Nemmeno qui abbiamo ancora delle certezze. La pericolosità di una malattia si può misurare col suo tasso di letalità – cioè la quota di persone che muoiono rispetto al numero di individui contagiati – o col suo tasso di mortalità, che misura invece la quota di persone che muoiono rispetto al totale della popolazione. Un tasso di letalità del 4% indica che, per ogni 100 persone contagiate la malattia provoca in media 4 decessi.
Le stime in circolazione sul tasso di letalità di COVID-19 variano molto – troppo – a seconda dei contesti. Da un lato, questa variazione può essere effettivamente legata a delle specificità locali: ad esempio, è probabile che la malattia colpisca in modo più grave le regioni o Paesi dove la popolazione è in media più vecchia o più soggetta a problemi respiratori, come nella Pianura Padana. Dall’altro lato, la variazione può essere solo apparente e legata al modo in cui si rilevano i dati. Il tasso di letalità mette infatti in relazione due numeri, quello dei decessi e quello dei contagiati – ma, come abbiamo visto, questi numeri sono spesso rilevati in maniere diverse e talvolta con enormi lacune.

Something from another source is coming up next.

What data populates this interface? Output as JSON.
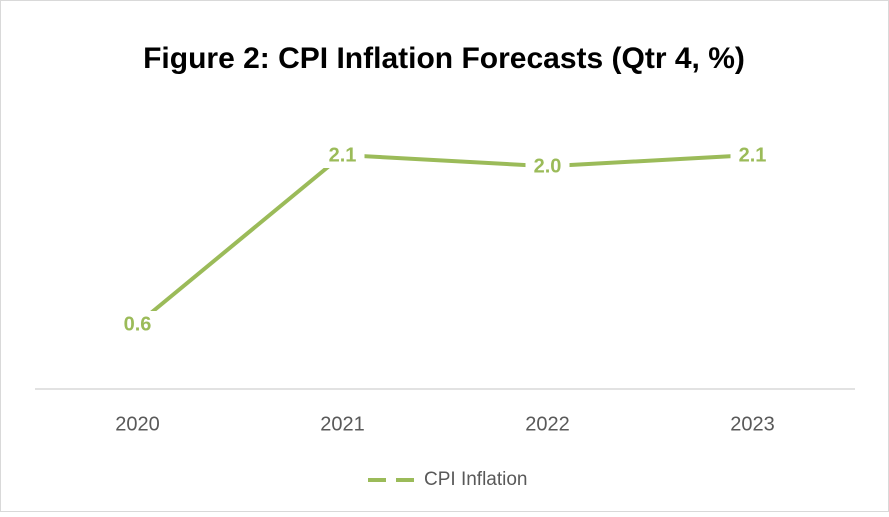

In ogni caso, il tasso di letalità della sindrome provocata dal coronavirus è di un ordine di grandezza superiore rispetto a quello di malattie virali più ordinarie, come l’influenza stagionale. Quest’ultima tipicamente provoca la morte di meno dello 0,1% delle persone colpite, diluite su molti mesi, mentre si stima che COVID-19 stia provocando la morte di una percentuale di persone almeno venti o trenta volte superiore, concentrate peraltro in poche settimane.
Due tecniche utili per confrontare i dati
Al netto di tutte le lacune e disomogeneità nella raccolta dei dati, i confronti tra le regioni e i paesi colpiti dal coronavirus sono complicati dal fatto che il contagio non è iniziato ovunque nello stesso momento. Confrontare la situazione di oggi nella regione cinese dello Hubei – dove il contagio è in corso da mesi – con quella di paesi dove è arrivato da poco non sarebbe di grande aiuto: per confrontare tra loro contesti diversi è più utile prendere come punto di partenza di ciascuno il rispettivo giorno in cui sono stati confermati i primi casi, e confrontare l’andamento a partire da quel momento . Ad esempio, quindici giorni dopo l’inizio del contagio l’Italia contava circa 800 vittime ufficiali, mentre la Spagna ne contava quasi 2000.
Un altro modo per confrontare l’andamento del contagio tra paesi che rilevano i dati in modi diversi è confrontare il tasso di crescita del contagio in ciascun paese – ad esempio misurando il numero di giorni impiegato per raddoppiare il numero dei decessi rilevati . In Germania questo numero sta raddoppiando ogni 2 giorni, in Italia ogni 5 – mentre in Corea del Sud stanno ormai passando 13 giorni tra un raddoppiamento dei decessi e l’altro, dunque lì il contagio ha rallentato notevolmente.